Detto così, può sembrare una colossale sciocchezza, ma è una delle cose più belle che sono riuscita a realizzare.
Ad essere proprio fiscali, la terrazza esiste da più di quindici anni: è bella, spaziosa, guarda sul giardino che in questa stagione è una gioia per gli occhi, verde brillante, il ciliegio e la forsizia fioriti, il cedro del Libano più rigoglioso che mai. La novità è data dalla porta della cucina che si apre facilmente e dai mobili (niente di lussuoso, semplice plastica bianca, pratici e gradevoli) che rendono il tutto molto comodo e accogliente.
Fa parte delle cose che ho desiderato per tanto tempo, non sognate, perché si sogna ciò che è impossibile da realizzare, ma desiderate tanto, questo sì. Perché non l’ho fatto prima? Perché sostituire il portoncino con un oggetto più pratico ed efficiente sembrava uno spreco  (è ancora buono, perché lo vuoi cambiare? E poi, cosa ci vuoi fare lì fuori? Hai tutta una casa a disposizione, proprio lì ti vuoi mettere?).

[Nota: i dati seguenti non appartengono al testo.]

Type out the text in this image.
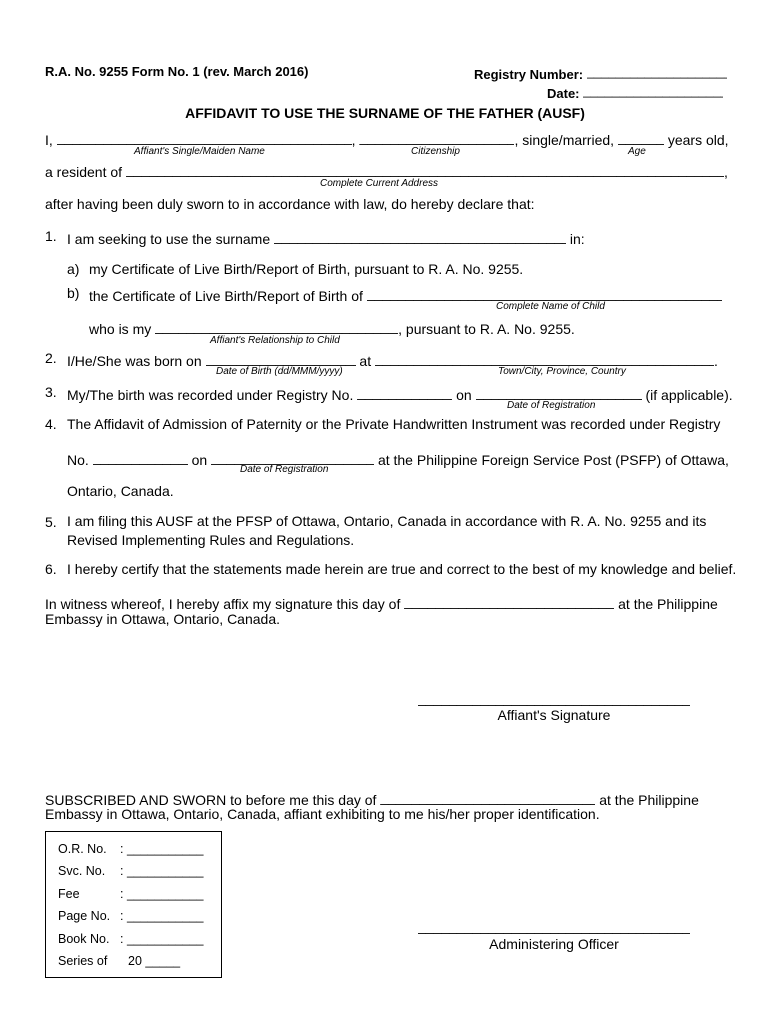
R.A. No. 9255 Form No. 1 (rev. March 2016)	Registry Number: _____
Date: _____
AFFIDAVIT TO USE THE SURNAME OF THE FATHER (AUSF)
I, _____	, _____	, single/married, _____	years old,
Affiant's Single/Maiden Name	Citizenship	Age
a resident of _____	,
Complete Current Address
after having been duly sworn to in accordance with law, do hereby declare that:
1. I am seeking to use the surname _____	in:
a) my Certificate of Live Birth/Report of Birth, pursuant to R. A. No. 9255.
b) the Certificate of Live Birth/Report of Birth of _____
Complete Name of Child
who is my _____	, pursuant to R. A. No. 9255.
Affiant's Relationship to Child
2. I/He/She was born on _____	at _____	.
Date of Birth (dd/MMM/yyyy)	Town/City, Province, Country
3. My/The birth was recorded under Registry No. _____	on _____	(if applicable).
Date of Registration
4. The Affidavit of Admission of Paternity or the Private Handwritten Instrument was recorded under Registry
No. _____	on _____	at the Philippine Foreign Service Post (PSFP) of Ottawa,
Date of Registration
Ontario, Canada.
5. I am filing this AUSF at the PFSP of Ottawa, Ontario, Canada in accordance with R. A. No. 9255 and its
Revised Implementing Rules and Regulations.
6. I hereby certify that the statements made herein are true and correct to the best of my knowledge and belief.
In witness whereof, I hereby affix my signature this day of _____	at the Philippine
Embassy in Ottawa, Ontario, Canada.
_____
Affiant's Signature
SUBSCRIBED AND SWORN to before me this day of _____	at the Philippine
Embassy in Ottawa, Ontario, Canada, affiant exhibiting to me his/her proper identification.
O.R. No. : ___________
Svc. No. : ___________
Fee	: ___________
Page No. : ___________
Book No. : ___________
Series of 20 _____
_____
Administering Officer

Mi sono sempre tirata indietro, ho lasciato perdere, evitiamo le discussioni inutili, tanto alla fine non cambia niente, aumentano i musi lunghi e i malumori.
Molto probabilmente, semplicemente, non lo desideravo abbastanza.
Poi, un giorno, dovendo sostituire le finestre dopo sessant’anni di onorato servizio, i vetri quasi completamente opachi e spifferi un po’ dovunque, mi sono buttata: fatto trenta faccian trentuno e cambiamo anche le porte esterne. È stata una rivelazione. Bellissima.
Soprattutto è stato sorprendente scoprire che, certe volte, basterebbe solo un po’ di determinazione in più, un po’ più di coraggio, per ottenere qualcosa che ti potrebbe fare veramente felice.
Ma, poi, è veramente così?
Piuttosto, il problema non è capire che cosa si desidera veramente?
Mi torna spesso in mente un episodio: tempo fa mi scrisse una collega raccontandomi di essere stata convinta dalla famiglia a fare la farmacista con la promessa di guadagnare molto lavorando il meno possibile,  così da aver modo di coltivare i suoi veri interessi, le lingue straniere e la corsa. Al contrario, mi accusava stizzita,  io continuavo a proporre sempre nuove attività, sempre meno retribuite, sempre più impegnative, e a lei, in questo modo, non sarebbe rimasto più tempo, né energia, né soldi per  seguire  le sue più profonde aspirazioni. Ricordo  la sofferenza, l’infelicità, la frustrazione che traspariva dalle sue parole, appena velate da un’aggressività così fragile, da un’illogicità così  disarmante da non offrire argomenti per replicare.
Si può accettare di vivere in questo modo? Ne vale la pena? Può l’infelicità raggiungere un tale livello di intensità da divenire essa stessa contemporaneamente causa ed effetto di tanta desolazione?Cosa innesca un corto circuito così devastante?
Sempre più spesso sento farmacisti amareggiati dichiararsi pentiti delle scelte fatte, della professione intrapresa, di come è diventato il mondo e la vita.
Alla base di tanto malessere mi sembra ci sia un generale senso di delusione, di promesse tradite, quasi  l’idea di una vita facile ricca e felice, sentita come un diritto acquisito, sia  insita nel concetto di discendenza di una nobile stirpe, come il colore degli occhi o la forma del naso. Ma non si può ereditare la fama e la fortuna, al massimo si può ricevere un vantaggio iniziale, un’ambigua opportunità tutta da definire e da sviluppare, una spinta iniziale che offre uguali possibilità di raggiungere le stelle o i gli abissi più profondi.
Ha senso rovinarsi la vita perché si è nati bruni piuttosto che biondi, predisposti alle lingue o al bricolage, col senso degli affari o portati alla speculazione filosofica?
Che cosa volevamo diventare e che cosa siamo ora?
Forse, se prendo le due immagini, quello che volevo essere e quello che sono diventata, se le confronto, le osservo e le studio, le guardo attentamente, le metto vicine e insieme mi piacciono, non noto stridori o aperti contrasti, allora forse ho raggiunto un un qualche obiettivo che si avvicina ad un’idea di equilibrio compiuto, di pace, una forma leggera di serenità.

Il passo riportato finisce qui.